Estou em choque desde a tomada de poder em Cabul. Aqui, todas as escolas e universidades estão fechadas. Em Herat (oeste), os talibãs disseram às universitárias para que voltassem para casa e avisaram que tomarão as decisões por elas. O Talibã tem um retrato diferente do islã. Para eles, as mulheres são apenas para o uso sexual, para cuidar dos filhos e para fazer o trabalho doméstico. Se o mundo reconhecer o Talibã como governo, será o início de um pesadelo para as mulheres. Tenho medo. Um amigo trabalha no Ministério do Ensino Superior. Na terça-feira, o Talibã foi até lá exigiu o fim dos cursos de cinema e de música.”

Sediqa Hassani, economista, 23 anos, formada pela Universidade de Cabul

"Quando eu soube que Cabul estava sob controle do Talibã, fiquei muito preocupada com a educação das meninas, com o que construímos em duas décadas no Afeganistão. Pensei em toda a violência aplicada pelos talibãs contra as mulheres. Tenho certeza de que não serão muito bons para conosco. Queremos poder ir ao trabalho. Todas as afegãs estão sob risco absoluto. Espero que as mulheres possam ir ao mercado e à universidade.

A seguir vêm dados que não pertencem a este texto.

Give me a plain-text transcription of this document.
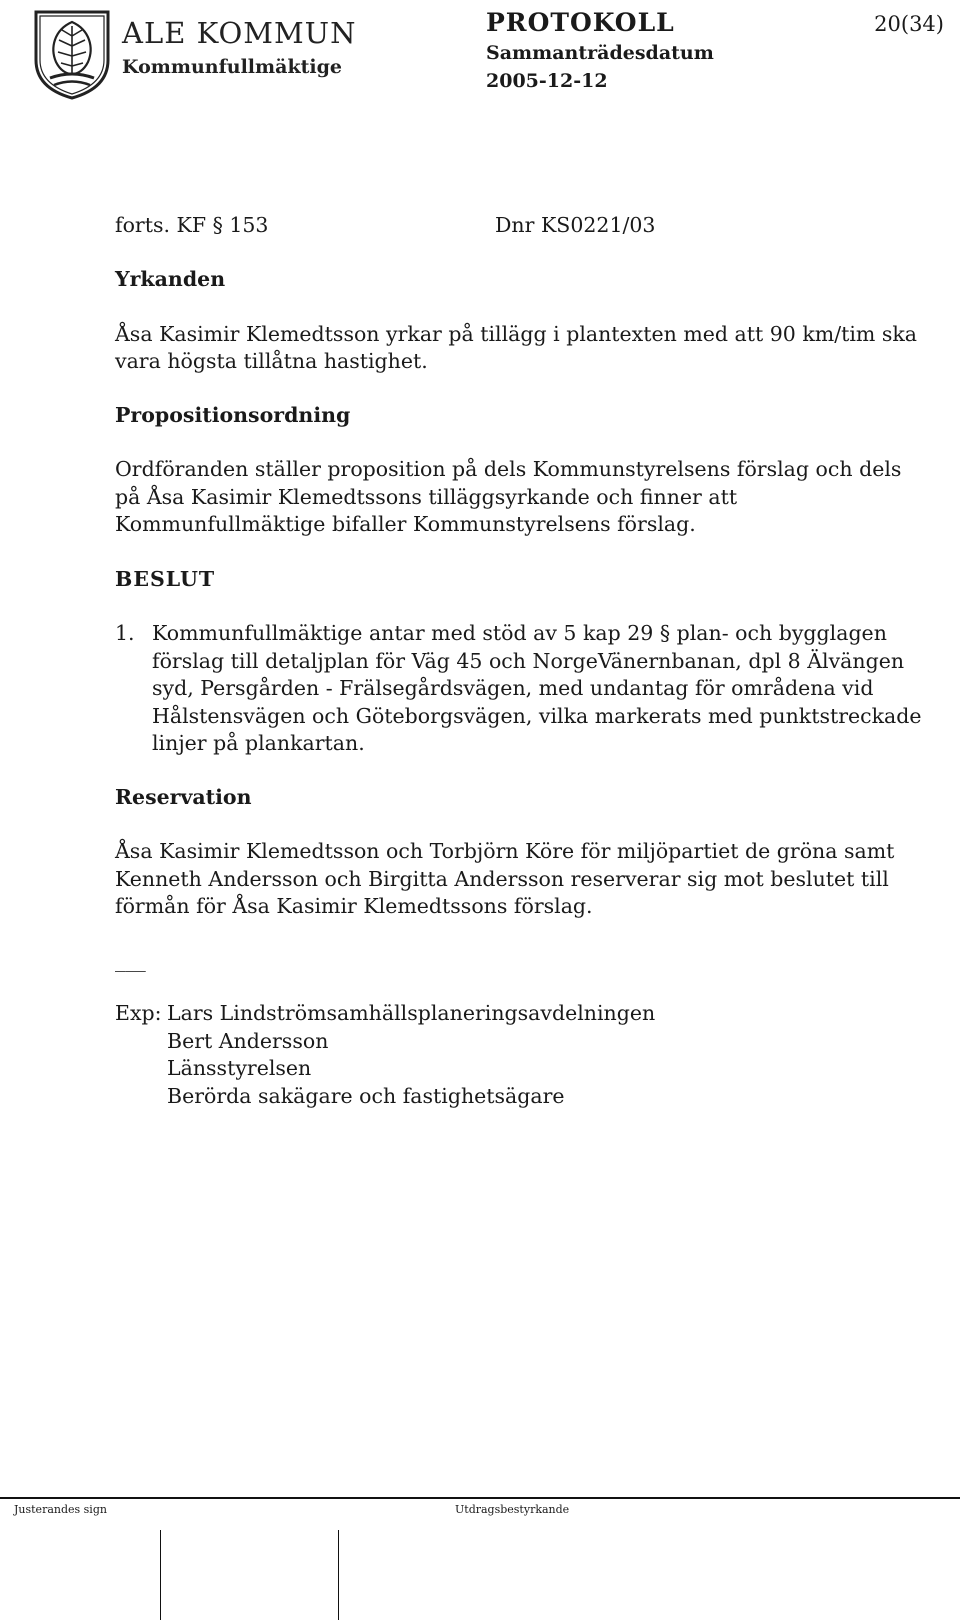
ALE KOMMUN
Kommunfullmäktige
PROTOKOLL	20(34)
Sammanträdesdatum
2005-12-12
forts. KF § 153	Dnr KS0221/03
Yrkanden
Åsa Kasimir Klemedtsson yrkar på tillägg i plantexten med att 90 km/tim ska vara högsta tillåtna hastighet.
Propositionsordning
Ordföranden ställer proposition på dels Kommunstyrelsens förslag och dels på Åsa Kasimir Klemedtssons tilläggsyrkande och finner att Kommunfullmäktige bifaller Kommunstyrelsens förslag.
BESLUT
1. Kommunfullmäktige antar med stöd av 5 kap 29 § plan- och bygglagen förslag till detaljplan för Väg 45 och NorgeVänernbanan, dpl 8 Älvängen syd, Persgården - Frälsegårdsvägen, med undantag för områdena vid Hålstensvägen och Göteborgsvägen, vilka markerats med punktstreckade linjer på plankartan.
Reservation
Åsa Kasimir Klemedtsson och Torbjörn Köre för miljöpartiet de gröna samt Kenneth Andersson och Birgitta Andersson reserverar sig mot beslutet till förmån för Åsa Kasimir Klemedtssons förslag.
___
Exp: Lars Lindströmsamhällsplaneringsavdelningen
Bert Andersson
Länsstyrelsen
Berörda sakägare och fastighetsägare
Justerandes sign	Utdragsbestyrkande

Todas as mulheres estão em perigo e pensam em como abandonar o Afeganistão. Minha mãe está sempre preocupada. Pede que eu não saia de casa com roupas curtas ou calça. Não posso escutar música alta. Não posso andar pelas ruas com as mãos à mostra. Antes de o Talibã chegar ao poder, as garotas iam com o namorado na cafeteria do bazar. Fazíamos festas, tomávamos chá. Agora, é impossível. Li sobre a guerra nos livros de história. É a primeira vez que a vivencio. Não se pode crer nas promessas do Talibã. Às vezes, penso que a guerra no Afeganistão é contra a mulher. Sinto falta da minha bandeira, do meu Afeganistão. Esperamos que possamos erguer a voz e colocar um fim no Talibã.”

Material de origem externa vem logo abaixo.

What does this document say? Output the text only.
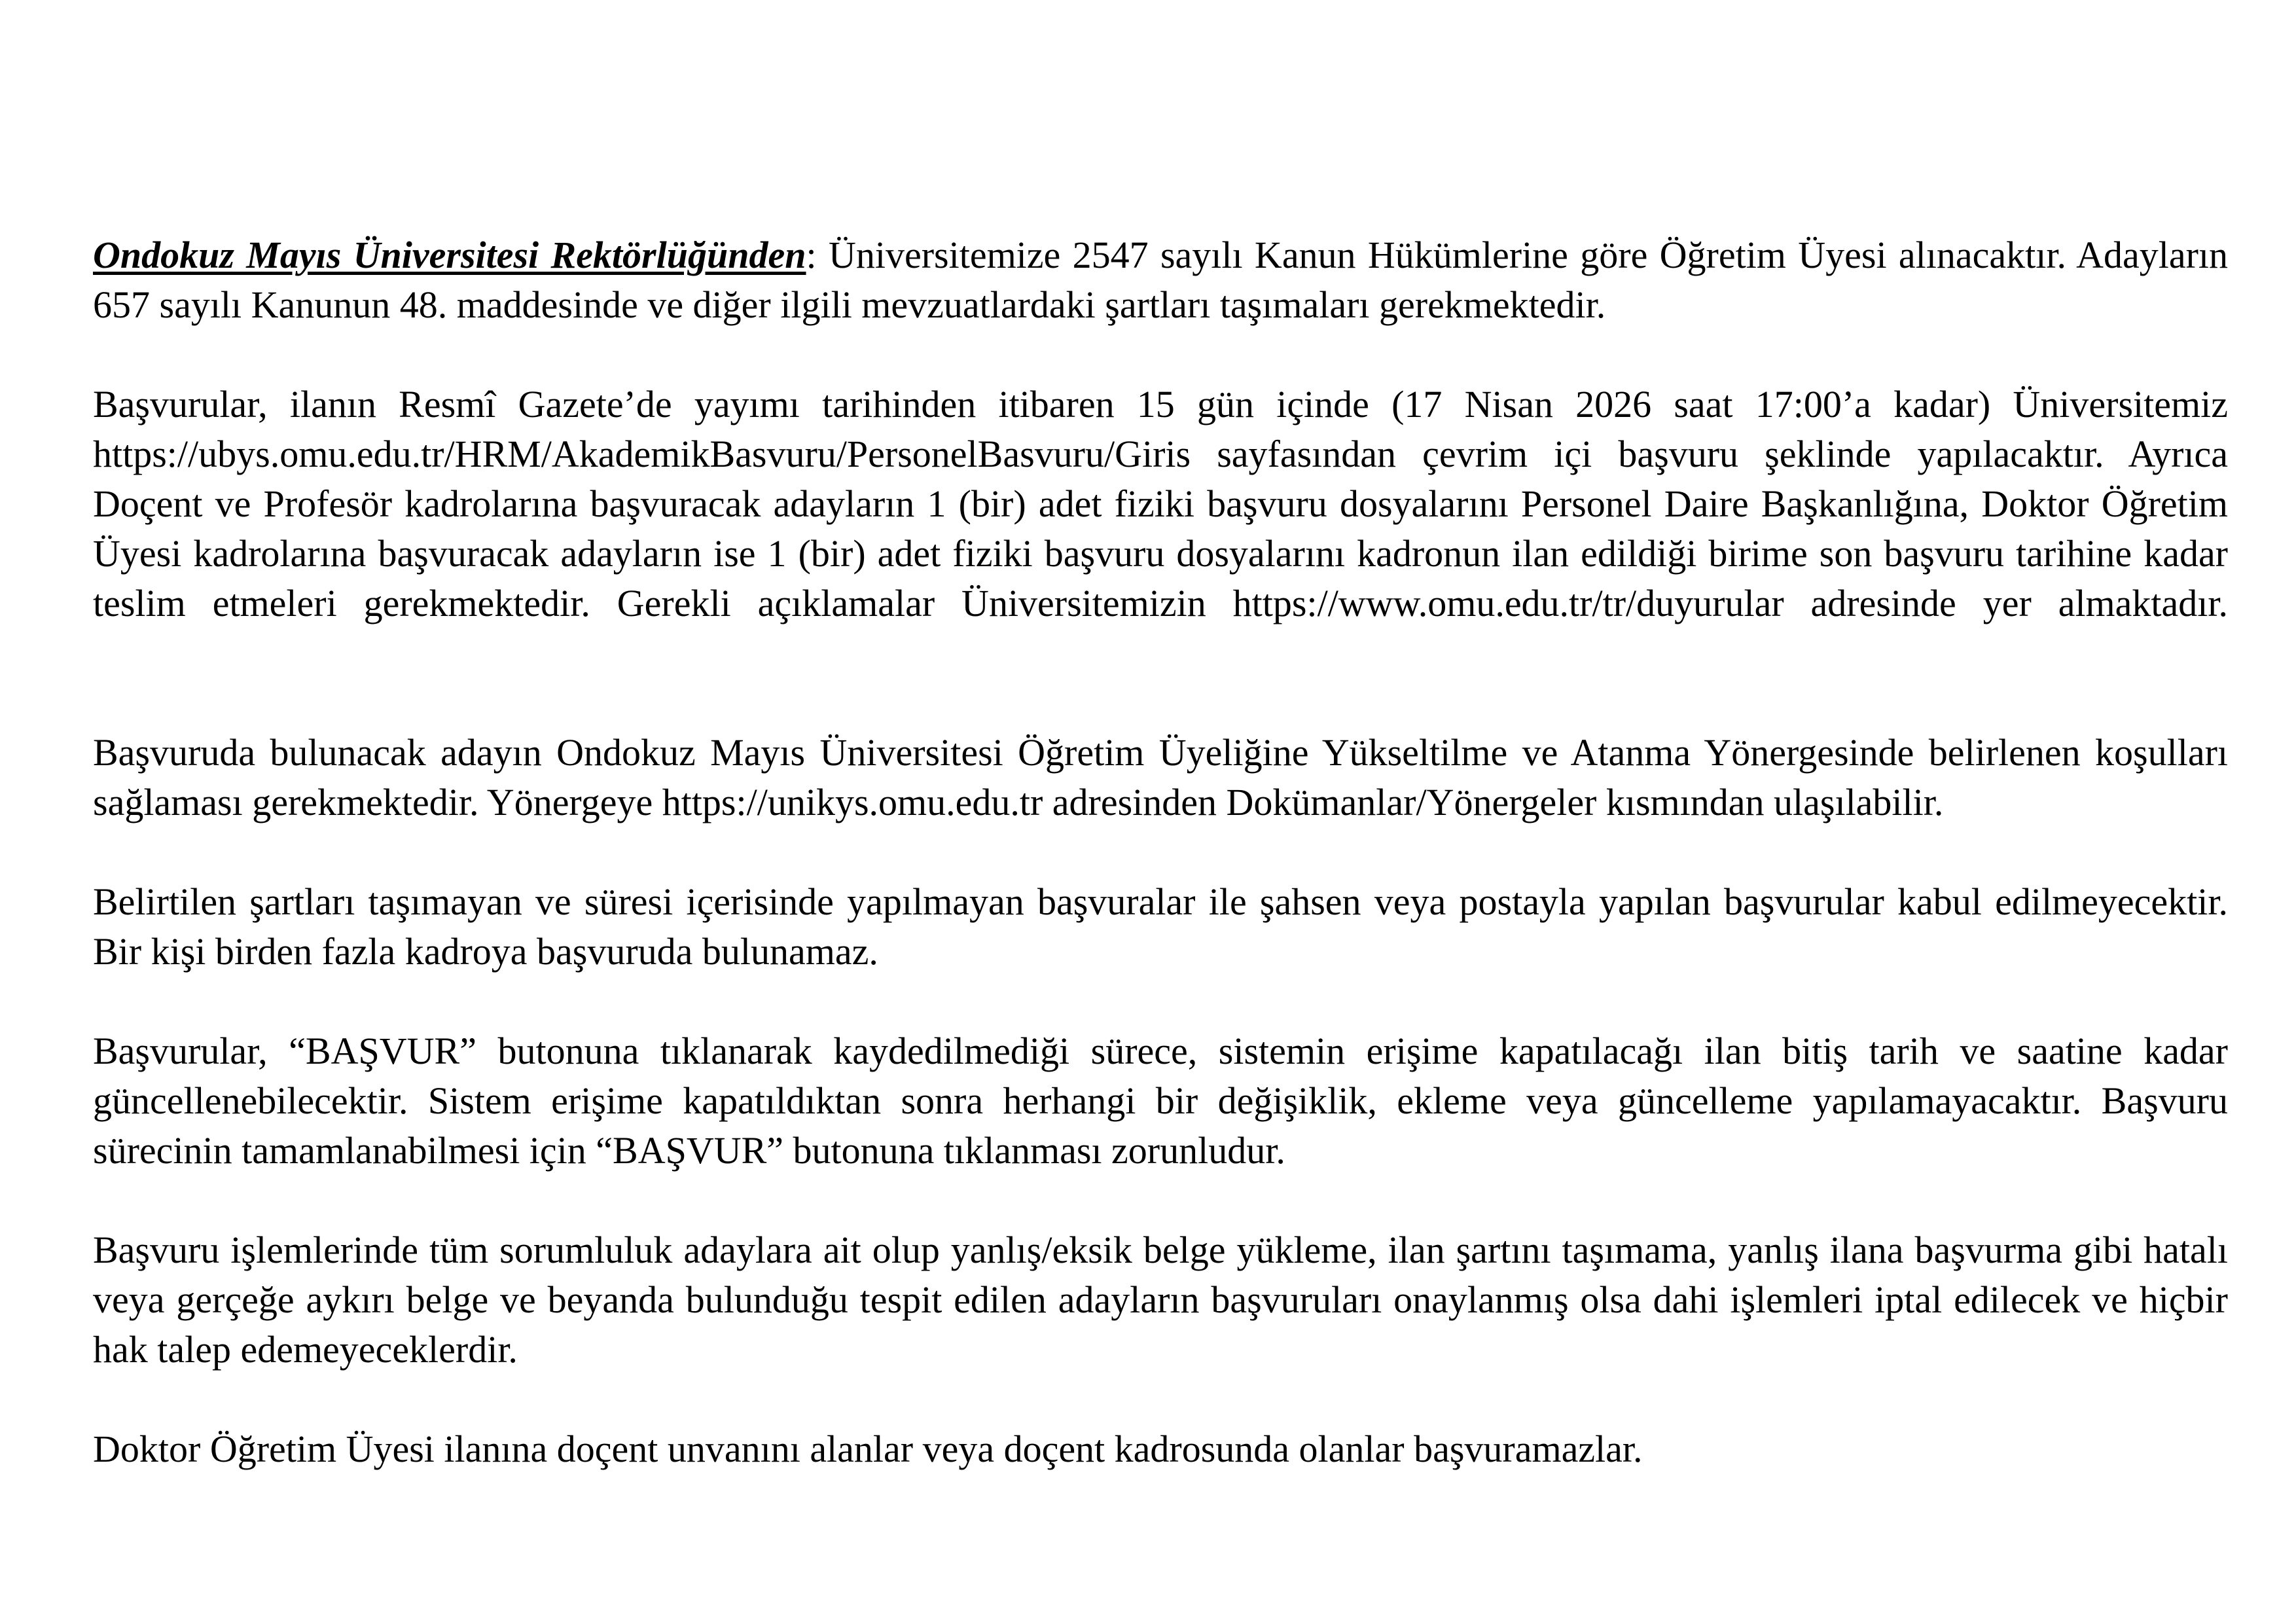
Ondokuz Mayıs Üniversitesi Rektörlüğünden: Üniversitemize 2547 sayılı Kanun Hükümlerine göre Öğretim Üyesi alınacaktır. Adayların 657 sayılı Kanunun 48. maddesinde ve diğer ilgili mevzuatlardaki şartları taşımaları gerekmektedir.

Başvurular, ilanın Resmî Gazete’de yayımı tarihinden itibaren 15 gün içinde (17 Nisan 2026 saat 17:00’a kadar) Üniversitemiz https://ubys.omu.edu.tr/HRM/AkademikBasvuru/PersonelBasvuru/Giris sayfasından çevrim içi başvuru şeklinde yapılacaktır. Ayrıca Doçent ve Profesör kadrolarına başvuracak adayların 1 (bir) adet fiziki başvuru dosyalarını Personel Daire Başkanlığına, Doktor Öğretim Üyesi kadrolarına başvuracak adayların ise 1 (bir) adet fiziki başvuru dosyalarını kadronun ilan edildiği birime son başvuru tarihine kadar teslim etmeleri gerekmektedir. Gerekli açıklamalar Üniversitemizin https://www.omu.edu.tr/tr/duyurular adresinde yer almaktadır.

Başvuruda bulunacak adayın Ondokuz Mayıs Üniversitesi Öğretim Üyeliğine Yükseltilme ve Atanma Yönergesinde belirlenen koşulları sağlaması gerekmektedir. Yönergeye https://unikys.omu.edu.tr adresinden Dokümanlar/Yönergeler kısmından ulaşılabilir.

Belirtilen şartları taşımayan ve süresi içerisinde yapılmayan başvuralar ile şahsen veya postayla yapılan başvurular kabul edilmeyecektir. Bir kişi birden fazla kadroya başvuruda bulunamaz.

Başvurular, “BAŞVUR” butonuna tıklanarak kaydedilmediği sürece, sistemin erişime kapatılacağı ilan bitiş tarih ve saatine kadar güncellenebilecektir. Sistem erişime kapatıldıktan sonra herhangi bir değişiklik, ekleme veya güncelleme yapılamayacaktır. Başvuru sürecinin tamamlanabilmesi için “BAŞVUR” butonuna tıklanması zorunludur.

Başvuru işlemlerinde tüm sorumluluk adaylara ait olup yanlış/eksik belge yükleme, ilan şartını taşımama, yanlış ilana başvurma gibi hatalı veya gerçeğe aykırı belge ve beyanda bulunduğu tespit edilen adayların başvuruları onaylanmış olsa dahi işlemleri iptal edilecek ve hiçbir hak talep edemeyeceklerdir.

Doktor Öğretim Üyesi ilanına doçent unvanını alanlar veya doçent kadrosunda olanlar başvuramazlar.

Fatima Safari, especialista em gestão educacional, 24 anos, moradora de Cabul

"Eu não me lembro de nada do regime anterior do Talibã. Mas eu ouvi histórias trágicas e horríveis. As afegãs estão entre a esperança e o medo. Por um lado, acham que o Talibã mudou e que o grupo trabalha em prol dos direitos das mulheres, de acordo com a sharia (lei islâmica), como disseram. Por outro lado, temem os talibãs, pois pensam que eles terão o comportamento visto no regime anterior. Para mim e para outras mulheres, isso é inaceitável. Nenhuma afegã deseja voltar aos tempos sombrios. As mulheres querem melhorias.

O comportamento das mulheres nas ruas começa a mudar. Nós temos que usar vestidos longos e cobrir todo o corpo. Não podemos ostentar nada ligado à moda. Acho prematuro julgarmos as atividades e o comportamento do Talibã. Eles dizem que mudaram e que darão espaço às mulheres, como o direito ao trabalho e à educação. No entanto, o Talibã tem que demonstrar isso na prática. Até não vermos nada na prática, não poderemos confiar nos talibãs.”

Rahela Jafari, 27 anos, membro da sociedade civil, moradora de Cabul

 

"Não sei o que será ser uma mulher sob o regime do Talibã. O que nós fomos e como eles nos trataram, nos anos 1990, foi algo muito evidente. De acordo com notícias que recebi sobre como as mulheres são tratadas pelo Talibã, elas são obrigadas a usar burca nas províncias e, nas cidades, têm sido cuidadosamente monitoradas. Há mulheres que protestaram contra o Talibã, na frente do palácio, e parece que o Talibã não as importunou. Mas isso é uma amostra de relatos de mulheres com quem tive acesso e de dados das redes sociais.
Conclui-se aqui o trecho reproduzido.